Um dos grandes objetivos das ciências modernas e contemporâneas — alicerçadas no que significaram as revoluções de ideias que culminaram em mudanças de paradigmas na Física e na Astronomia do século XVII — é construir cosmologias, realidades, representações de mundo. No entanto, embora negado, as ciências como construção humana não são neutras, puras, ingênuas, ateóricas e ahistóricas, desconectadas da ação (cosmo)política. Essas cosmologias científicas estão imbricadas na organização de sistemas globais do pensamento ocidental — colonialismo, capitalismo e patriarcado — no âmbito do que se caracteriza como Modernidade, que, em última instância, está atrelada à razão branca, à máxima eurocêntrica do “penso, logo existo”, em que o racismo tem sido o amálgama e o operador fundamental.
Nesse sentido e na relação dialética com a construção histórica das ciências, a negritude, termo cunhado por Aimé Césaire em 1939, tem sido desconsiderada, inferiorizada, invisibilizada, silenciada, exterminada das ciências, e os corpos negros, destituídos de pensamento, do lugar de protagonismo de produção do conhecimento científico e tecnológico no Brasil e no mundo. O epistemicídio (Sueli Carneiro), que se constitui um grande desafio para pensar ciência e negritude no Brasil do século XXI, tem sido uma tecnologia do racismo epistêmico, justificado e ancorado no racismo científico, que é, paradoxalmente, uma pseudociência.
Se levarmos em conta que vivemos num país majoritariamente negro — 56% da população, de acordo com o IBGE —, somente o racismo subjetivo, institucional e estrutural é capaz de explicar, como parte do ethos da (necro)política elitista, falocêntrica e brancocêntrica nacional, o completo descaso do Estado brasileiro com a educação básica pública, frequentada majoritariamente por pessoas negras – descaso que contribui para que o País apresente perturbadora sub-representação de pessoas negras nas ciências, em todas as áreas de conhecimento e, marcadamente, nas ciências exatas, engenharias e carreiras tecnológicas.
Nessa lógica colonial e de colonialidade do pensamento, o racismo estrutural à brasileira surge como um delírio e uma arma de manipulação do sistema supremacista branco para sufocar, sequestrar e exterminar corpos negros de lugares fundamentais da vida social brasileira, retirando-lhes cidadania.
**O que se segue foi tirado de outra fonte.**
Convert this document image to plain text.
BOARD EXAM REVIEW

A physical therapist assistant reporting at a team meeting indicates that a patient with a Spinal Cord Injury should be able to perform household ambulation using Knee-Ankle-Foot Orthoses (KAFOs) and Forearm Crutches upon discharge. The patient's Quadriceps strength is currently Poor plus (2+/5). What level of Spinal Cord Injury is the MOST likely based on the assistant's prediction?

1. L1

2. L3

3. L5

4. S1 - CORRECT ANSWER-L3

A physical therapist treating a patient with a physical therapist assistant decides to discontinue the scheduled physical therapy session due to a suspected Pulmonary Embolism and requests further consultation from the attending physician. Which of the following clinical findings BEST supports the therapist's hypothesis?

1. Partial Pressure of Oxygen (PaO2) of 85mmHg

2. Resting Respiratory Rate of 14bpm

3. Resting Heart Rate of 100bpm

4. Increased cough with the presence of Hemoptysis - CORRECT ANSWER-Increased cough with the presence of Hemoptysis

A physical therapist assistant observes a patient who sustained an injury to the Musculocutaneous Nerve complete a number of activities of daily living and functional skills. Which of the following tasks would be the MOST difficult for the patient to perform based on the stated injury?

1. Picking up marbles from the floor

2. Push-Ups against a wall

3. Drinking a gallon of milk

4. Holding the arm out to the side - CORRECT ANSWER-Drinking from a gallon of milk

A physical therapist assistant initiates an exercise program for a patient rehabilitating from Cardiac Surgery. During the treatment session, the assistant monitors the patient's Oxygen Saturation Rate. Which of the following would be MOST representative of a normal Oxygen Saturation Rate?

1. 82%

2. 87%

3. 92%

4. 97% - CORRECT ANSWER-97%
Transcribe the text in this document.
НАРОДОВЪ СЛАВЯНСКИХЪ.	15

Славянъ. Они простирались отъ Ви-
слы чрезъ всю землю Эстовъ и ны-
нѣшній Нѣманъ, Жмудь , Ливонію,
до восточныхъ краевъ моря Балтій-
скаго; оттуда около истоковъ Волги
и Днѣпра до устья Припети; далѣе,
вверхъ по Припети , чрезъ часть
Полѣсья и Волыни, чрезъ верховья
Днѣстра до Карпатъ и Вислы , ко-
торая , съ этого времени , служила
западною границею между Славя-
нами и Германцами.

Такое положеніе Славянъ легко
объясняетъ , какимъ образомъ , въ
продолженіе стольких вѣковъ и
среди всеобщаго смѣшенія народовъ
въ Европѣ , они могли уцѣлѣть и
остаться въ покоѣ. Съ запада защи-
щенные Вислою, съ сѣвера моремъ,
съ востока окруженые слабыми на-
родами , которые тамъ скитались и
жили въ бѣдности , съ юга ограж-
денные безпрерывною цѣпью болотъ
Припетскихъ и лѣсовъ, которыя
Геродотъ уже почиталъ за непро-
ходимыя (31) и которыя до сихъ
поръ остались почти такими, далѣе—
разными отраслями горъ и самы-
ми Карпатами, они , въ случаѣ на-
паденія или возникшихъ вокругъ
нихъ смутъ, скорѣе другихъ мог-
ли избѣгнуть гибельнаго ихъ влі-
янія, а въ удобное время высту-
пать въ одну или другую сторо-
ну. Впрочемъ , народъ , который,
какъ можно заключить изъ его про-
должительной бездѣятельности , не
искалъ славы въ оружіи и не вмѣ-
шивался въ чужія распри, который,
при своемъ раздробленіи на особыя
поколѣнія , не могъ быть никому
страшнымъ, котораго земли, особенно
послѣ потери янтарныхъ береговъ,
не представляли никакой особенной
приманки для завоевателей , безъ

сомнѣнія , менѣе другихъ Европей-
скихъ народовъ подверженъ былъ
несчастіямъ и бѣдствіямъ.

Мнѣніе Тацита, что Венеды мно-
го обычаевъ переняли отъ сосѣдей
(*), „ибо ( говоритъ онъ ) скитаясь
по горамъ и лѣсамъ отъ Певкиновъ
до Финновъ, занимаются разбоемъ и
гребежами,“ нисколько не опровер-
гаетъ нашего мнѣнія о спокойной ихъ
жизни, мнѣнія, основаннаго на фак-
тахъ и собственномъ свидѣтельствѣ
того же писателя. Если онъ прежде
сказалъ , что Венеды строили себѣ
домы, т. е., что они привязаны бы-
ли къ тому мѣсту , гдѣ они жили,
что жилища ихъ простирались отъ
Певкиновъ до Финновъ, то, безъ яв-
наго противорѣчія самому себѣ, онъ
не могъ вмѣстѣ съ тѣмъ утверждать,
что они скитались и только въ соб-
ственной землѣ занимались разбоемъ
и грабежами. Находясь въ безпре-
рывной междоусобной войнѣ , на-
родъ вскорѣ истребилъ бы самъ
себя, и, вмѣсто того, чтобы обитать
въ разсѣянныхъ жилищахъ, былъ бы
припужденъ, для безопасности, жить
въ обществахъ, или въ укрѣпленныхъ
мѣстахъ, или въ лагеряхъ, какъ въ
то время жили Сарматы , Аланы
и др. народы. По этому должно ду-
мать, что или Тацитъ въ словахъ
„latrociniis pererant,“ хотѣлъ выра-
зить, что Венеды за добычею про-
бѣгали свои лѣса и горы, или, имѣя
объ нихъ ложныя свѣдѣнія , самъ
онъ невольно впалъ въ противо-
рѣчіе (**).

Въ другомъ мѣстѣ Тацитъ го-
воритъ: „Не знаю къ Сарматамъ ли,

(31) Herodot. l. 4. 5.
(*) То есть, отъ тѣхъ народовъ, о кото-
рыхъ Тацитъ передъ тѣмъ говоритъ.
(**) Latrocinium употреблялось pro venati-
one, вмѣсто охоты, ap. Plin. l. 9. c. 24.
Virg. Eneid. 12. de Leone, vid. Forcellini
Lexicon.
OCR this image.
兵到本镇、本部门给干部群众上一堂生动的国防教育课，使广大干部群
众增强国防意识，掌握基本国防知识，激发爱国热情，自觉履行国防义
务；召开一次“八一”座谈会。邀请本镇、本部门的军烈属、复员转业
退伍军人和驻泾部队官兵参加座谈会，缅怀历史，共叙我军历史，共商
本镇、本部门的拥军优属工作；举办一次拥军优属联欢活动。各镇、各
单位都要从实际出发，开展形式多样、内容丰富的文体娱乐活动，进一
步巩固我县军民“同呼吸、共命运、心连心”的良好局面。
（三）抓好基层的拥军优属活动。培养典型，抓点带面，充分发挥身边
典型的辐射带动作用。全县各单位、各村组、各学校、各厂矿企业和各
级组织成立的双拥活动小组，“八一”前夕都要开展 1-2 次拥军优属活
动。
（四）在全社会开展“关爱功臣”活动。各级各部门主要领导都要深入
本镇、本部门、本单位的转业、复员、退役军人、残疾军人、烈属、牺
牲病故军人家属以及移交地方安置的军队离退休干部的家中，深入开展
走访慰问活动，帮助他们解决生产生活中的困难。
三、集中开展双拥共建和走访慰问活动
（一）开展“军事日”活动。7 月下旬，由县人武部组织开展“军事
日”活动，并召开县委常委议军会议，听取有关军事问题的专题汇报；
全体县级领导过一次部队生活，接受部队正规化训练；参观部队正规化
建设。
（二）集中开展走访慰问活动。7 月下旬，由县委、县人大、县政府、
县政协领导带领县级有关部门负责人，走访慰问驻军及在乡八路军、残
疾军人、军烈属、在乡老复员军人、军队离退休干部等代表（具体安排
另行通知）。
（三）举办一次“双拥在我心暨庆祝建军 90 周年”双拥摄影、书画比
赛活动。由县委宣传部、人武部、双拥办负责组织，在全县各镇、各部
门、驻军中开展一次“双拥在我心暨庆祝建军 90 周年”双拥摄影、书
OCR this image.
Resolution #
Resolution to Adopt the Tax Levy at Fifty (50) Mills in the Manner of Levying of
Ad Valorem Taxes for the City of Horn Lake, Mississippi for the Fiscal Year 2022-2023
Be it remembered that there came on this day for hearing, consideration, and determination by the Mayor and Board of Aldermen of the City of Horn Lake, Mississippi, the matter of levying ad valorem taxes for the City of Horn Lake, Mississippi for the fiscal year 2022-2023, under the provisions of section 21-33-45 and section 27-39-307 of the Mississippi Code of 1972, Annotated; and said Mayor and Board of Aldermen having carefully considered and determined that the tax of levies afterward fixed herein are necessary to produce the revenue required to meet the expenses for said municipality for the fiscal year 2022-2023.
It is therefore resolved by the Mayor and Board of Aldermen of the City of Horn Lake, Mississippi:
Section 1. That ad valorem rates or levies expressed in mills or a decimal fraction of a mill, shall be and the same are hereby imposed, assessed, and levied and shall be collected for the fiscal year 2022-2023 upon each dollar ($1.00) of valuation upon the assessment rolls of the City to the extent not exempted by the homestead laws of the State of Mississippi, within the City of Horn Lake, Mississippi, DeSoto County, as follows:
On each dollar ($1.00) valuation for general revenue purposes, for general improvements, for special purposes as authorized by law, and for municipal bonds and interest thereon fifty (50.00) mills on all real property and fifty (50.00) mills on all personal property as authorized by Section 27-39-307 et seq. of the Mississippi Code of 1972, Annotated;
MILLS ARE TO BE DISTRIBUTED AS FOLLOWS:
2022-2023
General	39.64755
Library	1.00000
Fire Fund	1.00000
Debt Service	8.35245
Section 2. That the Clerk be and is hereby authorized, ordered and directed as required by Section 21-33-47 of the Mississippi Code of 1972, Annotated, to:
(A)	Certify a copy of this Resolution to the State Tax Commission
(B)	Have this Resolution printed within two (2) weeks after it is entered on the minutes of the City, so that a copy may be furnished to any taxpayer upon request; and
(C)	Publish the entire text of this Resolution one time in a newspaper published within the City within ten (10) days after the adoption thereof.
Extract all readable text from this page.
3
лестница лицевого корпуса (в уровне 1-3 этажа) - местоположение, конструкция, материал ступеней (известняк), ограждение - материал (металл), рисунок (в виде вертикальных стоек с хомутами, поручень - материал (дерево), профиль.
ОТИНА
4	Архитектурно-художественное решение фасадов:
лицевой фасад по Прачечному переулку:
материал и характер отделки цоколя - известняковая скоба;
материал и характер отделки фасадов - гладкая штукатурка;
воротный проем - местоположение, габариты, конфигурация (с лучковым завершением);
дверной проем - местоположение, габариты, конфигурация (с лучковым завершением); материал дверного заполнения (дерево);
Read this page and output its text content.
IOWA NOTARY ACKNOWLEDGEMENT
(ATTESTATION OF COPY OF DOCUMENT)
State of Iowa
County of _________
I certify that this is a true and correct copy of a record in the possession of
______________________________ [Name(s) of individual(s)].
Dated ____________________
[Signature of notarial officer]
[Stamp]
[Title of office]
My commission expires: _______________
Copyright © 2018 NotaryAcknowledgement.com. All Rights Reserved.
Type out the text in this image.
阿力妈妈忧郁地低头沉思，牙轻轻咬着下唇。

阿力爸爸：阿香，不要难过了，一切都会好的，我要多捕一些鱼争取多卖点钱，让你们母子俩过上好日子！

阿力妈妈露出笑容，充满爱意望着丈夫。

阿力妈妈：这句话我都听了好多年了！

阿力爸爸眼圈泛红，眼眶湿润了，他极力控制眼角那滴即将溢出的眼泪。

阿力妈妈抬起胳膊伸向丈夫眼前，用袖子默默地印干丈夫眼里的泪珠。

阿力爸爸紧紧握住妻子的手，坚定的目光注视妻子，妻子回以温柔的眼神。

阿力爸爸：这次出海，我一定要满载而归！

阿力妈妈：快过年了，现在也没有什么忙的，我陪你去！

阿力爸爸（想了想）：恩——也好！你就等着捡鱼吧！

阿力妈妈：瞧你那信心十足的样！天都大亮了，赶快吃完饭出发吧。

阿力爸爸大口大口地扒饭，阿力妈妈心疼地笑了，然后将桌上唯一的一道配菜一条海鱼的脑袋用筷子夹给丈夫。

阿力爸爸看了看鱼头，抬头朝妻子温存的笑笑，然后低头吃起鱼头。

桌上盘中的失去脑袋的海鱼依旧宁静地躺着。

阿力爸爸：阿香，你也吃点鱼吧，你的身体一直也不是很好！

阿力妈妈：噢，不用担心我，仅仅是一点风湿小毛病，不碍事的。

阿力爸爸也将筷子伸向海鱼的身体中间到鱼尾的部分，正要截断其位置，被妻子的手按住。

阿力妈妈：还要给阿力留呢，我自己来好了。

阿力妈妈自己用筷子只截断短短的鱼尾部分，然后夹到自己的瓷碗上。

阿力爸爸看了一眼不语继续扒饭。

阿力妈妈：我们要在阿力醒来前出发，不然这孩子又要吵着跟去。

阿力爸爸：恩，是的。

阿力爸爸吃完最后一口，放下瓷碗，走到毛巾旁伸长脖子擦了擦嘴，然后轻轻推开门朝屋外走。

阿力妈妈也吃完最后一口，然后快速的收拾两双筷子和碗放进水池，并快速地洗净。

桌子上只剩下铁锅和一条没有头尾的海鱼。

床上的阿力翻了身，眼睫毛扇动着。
E como a ciência é também um lugar importante de disputa de poder por meio do conhecimento, a tomada de consciência da especificidade do ser e tornar-se negro — o que está no cerne da negritude como afirmação subjetiva e movimentação política antirracista — é crucial para questionarmos a triste realidade racializada da ciência brasileira, que não tem sido fomentada nem colocada como perspectiva ou possibilidade material e simbólica nos horizontes de realização profissional de pessoas negras.
Numa flagrante distopia, apesar de a maioria da população brasileira se autodeclarar negra e o país apresentar objetivamente a segunda maior população negra fora do continente africano, não podemos naturalizar que, em média, 90% dos/as docentes/pesquisadores/as em universidades e centros de pesquisas do Brasil sejam brancos(as) e menos de 2,5%, em média, de cientistas negros/as estejam ligados/as a programas de pós-graduação (Censos da Educação Superior). Esses dados revelam que, historicamente, o Estado brasileiro tem sistematicamente negado às pessoas negras o acesso à educação e à cultura e, portanto, à ciência; as pessoas negras têm tido suas contribuições históricas apagadas de livros de ciências, das epistemologias e metodologias científicas vigentes ou mesmo das narrativas apresentadas em centros e em outras mídias de comunicação e divulgação de ciências.
Sendo assim, admitir que as cosmologias científicas são racializadas em todas as áreas do conhecimento é entender como a linguagem, um dos maiores fetiches da Modernidade, opera o tempo inteiro, definindo, a partir da Europa (e de suas filiais globais), quem é “negro” e “indígena”, tratados sempre como (epistemologicamente) inferiores em relação aos denominados “brancos”. É nesse processo de construção política antirracista que ciência e negritude são aqui pensadas: cada um/a, numa viagem subjetiva, precisa compreender, por meio da ciência, de que forma os processos históricos, sociais e epistêmicos têm fomentado o domínio de pessoas brancas nas ciências, garantindo e distribuindo privilégios, no fortalecimento de poderosas redes de conhecimentos, únicos reconhecidos como “válidos”.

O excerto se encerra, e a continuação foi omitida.